The Chair

“It’s easier to push someone off their chair, than it is to pick them up.”

On our teams we have people who excel and people who don’t. We set clear expectations, that have both behavioral and result components, and some people still don’t meet them.

Many times the temptation is to automatically assume that the problem is the associate. We say things like, “That associate was a bad hire.” or “That associate has no talent.” or “That associate just doesn’t care.”

The next temptation is to just get rid of the associate through a progressive discipline process. It’s just easier to push them off of the team than it is to deal with them.

What winning leaders understand, however, is that there are many things to investigate before such statements are made. They stop and reflect on their own behavior and look at the evidence to ensure that all gaps have been closed.
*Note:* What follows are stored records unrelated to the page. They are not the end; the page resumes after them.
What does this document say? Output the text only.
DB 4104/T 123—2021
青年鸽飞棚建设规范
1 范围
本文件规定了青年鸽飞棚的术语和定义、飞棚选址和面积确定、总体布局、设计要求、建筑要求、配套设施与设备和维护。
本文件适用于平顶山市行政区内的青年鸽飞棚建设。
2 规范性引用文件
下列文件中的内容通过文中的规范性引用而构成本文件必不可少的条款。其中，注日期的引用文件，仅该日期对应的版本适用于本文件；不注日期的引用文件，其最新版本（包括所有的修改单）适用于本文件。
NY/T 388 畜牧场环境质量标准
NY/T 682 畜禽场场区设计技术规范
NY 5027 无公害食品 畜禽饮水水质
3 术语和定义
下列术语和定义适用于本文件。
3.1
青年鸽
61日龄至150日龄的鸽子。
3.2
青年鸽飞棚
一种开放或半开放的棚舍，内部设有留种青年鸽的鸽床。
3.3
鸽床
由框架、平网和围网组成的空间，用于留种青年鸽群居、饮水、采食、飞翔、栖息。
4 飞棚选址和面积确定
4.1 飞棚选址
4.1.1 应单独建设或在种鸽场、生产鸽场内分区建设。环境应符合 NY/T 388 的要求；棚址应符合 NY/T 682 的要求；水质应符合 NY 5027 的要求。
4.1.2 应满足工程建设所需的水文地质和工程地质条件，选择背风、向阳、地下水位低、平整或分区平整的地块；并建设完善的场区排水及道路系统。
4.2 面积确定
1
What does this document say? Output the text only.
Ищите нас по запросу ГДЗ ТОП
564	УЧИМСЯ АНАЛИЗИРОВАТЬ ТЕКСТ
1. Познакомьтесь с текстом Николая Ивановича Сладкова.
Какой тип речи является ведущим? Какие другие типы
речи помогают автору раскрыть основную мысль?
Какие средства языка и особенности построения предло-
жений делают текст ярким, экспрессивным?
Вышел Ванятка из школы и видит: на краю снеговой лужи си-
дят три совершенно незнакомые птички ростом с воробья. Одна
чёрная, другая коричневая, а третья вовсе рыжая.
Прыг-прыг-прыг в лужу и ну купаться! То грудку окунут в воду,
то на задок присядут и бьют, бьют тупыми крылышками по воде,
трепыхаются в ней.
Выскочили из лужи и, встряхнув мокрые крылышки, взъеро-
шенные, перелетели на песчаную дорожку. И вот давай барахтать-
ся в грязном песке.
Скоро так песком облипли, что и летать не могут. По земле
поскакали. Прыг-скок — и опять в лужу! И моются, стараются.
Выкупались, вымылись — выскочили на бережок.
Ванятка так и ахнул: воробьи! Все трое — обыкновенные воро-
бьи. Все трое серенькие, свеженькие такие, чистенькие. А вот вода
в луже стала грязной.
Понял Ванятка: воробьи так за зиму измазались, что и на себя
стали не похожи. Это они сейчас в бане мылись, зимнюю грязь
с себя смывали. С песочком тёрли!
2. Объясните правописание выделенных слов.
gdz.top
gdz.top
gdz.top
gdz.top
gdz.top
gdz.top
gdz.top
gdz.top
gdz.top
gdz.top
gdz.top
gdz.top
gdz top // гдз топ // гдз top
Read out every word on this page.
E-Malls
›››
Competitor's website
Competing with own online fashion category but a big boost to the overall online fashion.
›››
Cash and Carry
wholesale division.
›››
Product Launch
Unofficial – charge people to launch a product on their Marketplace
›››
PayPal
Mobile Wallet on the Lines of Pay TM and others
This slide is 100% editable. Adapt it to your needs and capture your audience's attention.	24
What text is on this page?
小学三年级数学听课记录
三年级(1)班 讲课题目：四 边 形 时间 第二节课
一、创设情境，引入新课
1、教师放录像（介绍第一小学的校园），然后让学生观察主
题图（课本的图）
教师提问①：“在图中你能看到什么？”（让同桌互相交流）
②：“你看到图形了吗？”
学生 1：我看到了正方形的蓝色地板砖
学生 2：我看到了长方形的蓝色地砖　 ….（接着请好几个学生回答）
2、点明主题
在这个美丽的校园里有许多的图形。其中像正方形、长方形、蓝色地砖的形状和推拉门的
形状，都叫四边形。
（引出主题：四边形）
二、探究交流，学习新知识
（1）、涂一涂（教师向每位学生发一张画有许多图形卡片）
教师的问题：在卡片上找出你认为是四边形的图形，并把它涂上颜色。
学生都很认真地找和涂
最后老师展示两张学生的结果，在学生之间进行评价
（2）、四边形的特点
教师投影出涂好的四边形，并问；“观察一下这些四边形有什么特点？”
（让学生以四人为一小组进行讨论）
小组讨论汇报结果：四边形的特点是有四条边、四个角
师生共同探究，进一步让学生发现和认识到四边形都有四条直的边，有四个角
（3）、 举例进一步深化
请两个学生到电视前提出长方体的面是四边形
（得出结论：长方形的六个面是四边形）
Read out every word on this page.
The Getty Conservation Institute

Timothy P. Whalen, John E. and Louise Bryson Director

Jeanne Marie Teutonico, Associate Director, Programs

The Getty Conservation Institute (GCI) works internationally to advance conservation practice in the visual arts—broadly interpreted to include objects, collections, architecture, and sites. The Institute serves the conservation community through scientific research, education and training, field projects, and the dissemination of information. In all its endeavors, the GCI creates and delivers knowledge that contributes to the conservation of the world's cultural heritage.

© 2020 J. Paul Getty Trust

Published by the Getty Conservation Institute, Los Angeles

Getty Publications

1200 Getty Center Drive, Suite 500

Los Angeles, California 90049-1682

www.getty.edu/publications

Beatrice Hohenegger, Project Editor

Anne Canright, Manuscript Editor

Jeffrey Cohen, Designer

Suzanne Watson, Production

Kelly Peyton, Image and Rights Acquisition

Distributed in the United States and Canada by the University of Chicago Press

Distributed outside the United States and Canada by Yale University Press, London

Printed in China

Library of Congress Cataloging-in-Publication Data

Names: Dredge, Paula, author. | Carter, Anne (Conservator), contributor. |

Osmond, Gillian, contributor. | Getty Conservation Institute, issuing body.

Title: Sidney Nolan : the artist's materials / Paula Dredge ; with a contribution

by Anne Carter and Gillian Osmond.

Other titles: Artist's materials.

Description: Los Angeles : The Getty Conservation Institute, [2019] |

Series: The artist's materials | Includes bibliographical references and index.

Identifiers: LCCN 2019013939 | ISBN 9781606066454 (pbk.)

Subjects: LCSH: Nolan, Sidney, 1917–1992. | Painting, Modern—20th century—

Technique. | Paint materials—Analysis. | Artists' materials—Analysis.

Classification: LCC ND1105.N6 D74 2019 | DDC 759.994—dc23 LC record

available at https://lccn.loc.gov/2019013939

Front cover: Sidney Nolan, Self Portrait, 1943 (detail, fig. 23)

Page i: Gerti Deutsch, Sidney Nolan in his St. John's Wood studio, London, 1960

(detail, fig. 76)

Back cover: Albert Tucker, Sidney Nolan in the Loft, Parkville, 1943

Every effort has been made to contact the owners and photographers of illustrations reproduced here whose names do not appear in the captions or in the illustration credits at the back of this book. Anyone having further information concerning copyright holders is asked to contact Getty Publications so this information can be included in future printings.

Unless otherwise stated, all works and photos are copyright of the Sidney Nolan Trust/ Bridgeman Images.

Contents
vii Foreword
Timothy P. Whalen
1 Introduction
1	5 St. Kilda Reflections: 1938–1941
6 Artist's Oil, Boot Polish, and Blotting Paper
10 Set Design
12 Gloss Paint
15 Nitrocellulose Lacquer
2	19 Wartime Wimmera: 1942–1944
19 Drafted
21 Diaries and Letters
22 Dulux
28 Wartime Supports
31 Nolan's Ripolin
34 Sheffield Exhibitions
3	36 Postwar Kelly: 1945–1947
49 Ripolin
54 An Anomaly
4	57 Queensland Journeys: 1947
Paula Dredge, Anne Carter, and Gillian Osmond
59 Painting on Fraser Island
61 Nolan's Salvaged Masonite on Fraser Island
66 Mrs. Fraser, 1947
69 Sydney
They determine whether or not the associate knows what to do and how to do it. They make statements like, “Tell me…” and “Show me…” to validate that they understand the expected behaviors and can actually perform them to the expected levels. They look to see if the associate has ever demonstrated an ability to perform the behavior in the past. They validate understanding and investigate ability.

Winning leaders know that in order to create a winning team, they must invest time and effort into developing their team members.

Winning leaders also know that they can’t stop with knowledge. They also need to determine whether or not the associate knows how important the expected behaviors are and when the behaviors need to be done. They have to discover if the associate is committed to the behaviors and committed to achieving the results.

Creating a winning team, means investing quality time and effort to ensure the associates understand and believe in the behaviors.

It takes a lot of work to move a team to take action. It takes time to identify poor performers and learn what drives their performance. Leadership takes effort.

What winning leaders also know, however, is that the effort is worth it. Putting the time into training and teaching associates allows them to perform at higher levels. Putting time into communication and prioritization allows them to embrace the importance of their actions.

Training, empowering, delegating and coaching, all take an investment of time up front, and with many associates it takes a extraordinary amount of time. But…with this incredible investment, the associates feel important, valued, and committed. Their confidence levels are high because their competence levels are high. They feel like a true part of the team and therefore feel a sense of ownership in their own results and the results of the larger team.

Once we’ve identified that we’ve taken these steps,  the choice is theirs to act. If action isn’t their choice,  and we’ve created a culture of teaching and commitment in our organization, then taking the steps to move them off of the team may be the appropriate thing for both the associate and for the leader.

Sure, it may be easier to push them off the chair, but wouldn’t it be even easier to pick them up and ensure that they have the skills, knowledge and belief in the importance of the expectations?

Then we wouldn’t have to push at all!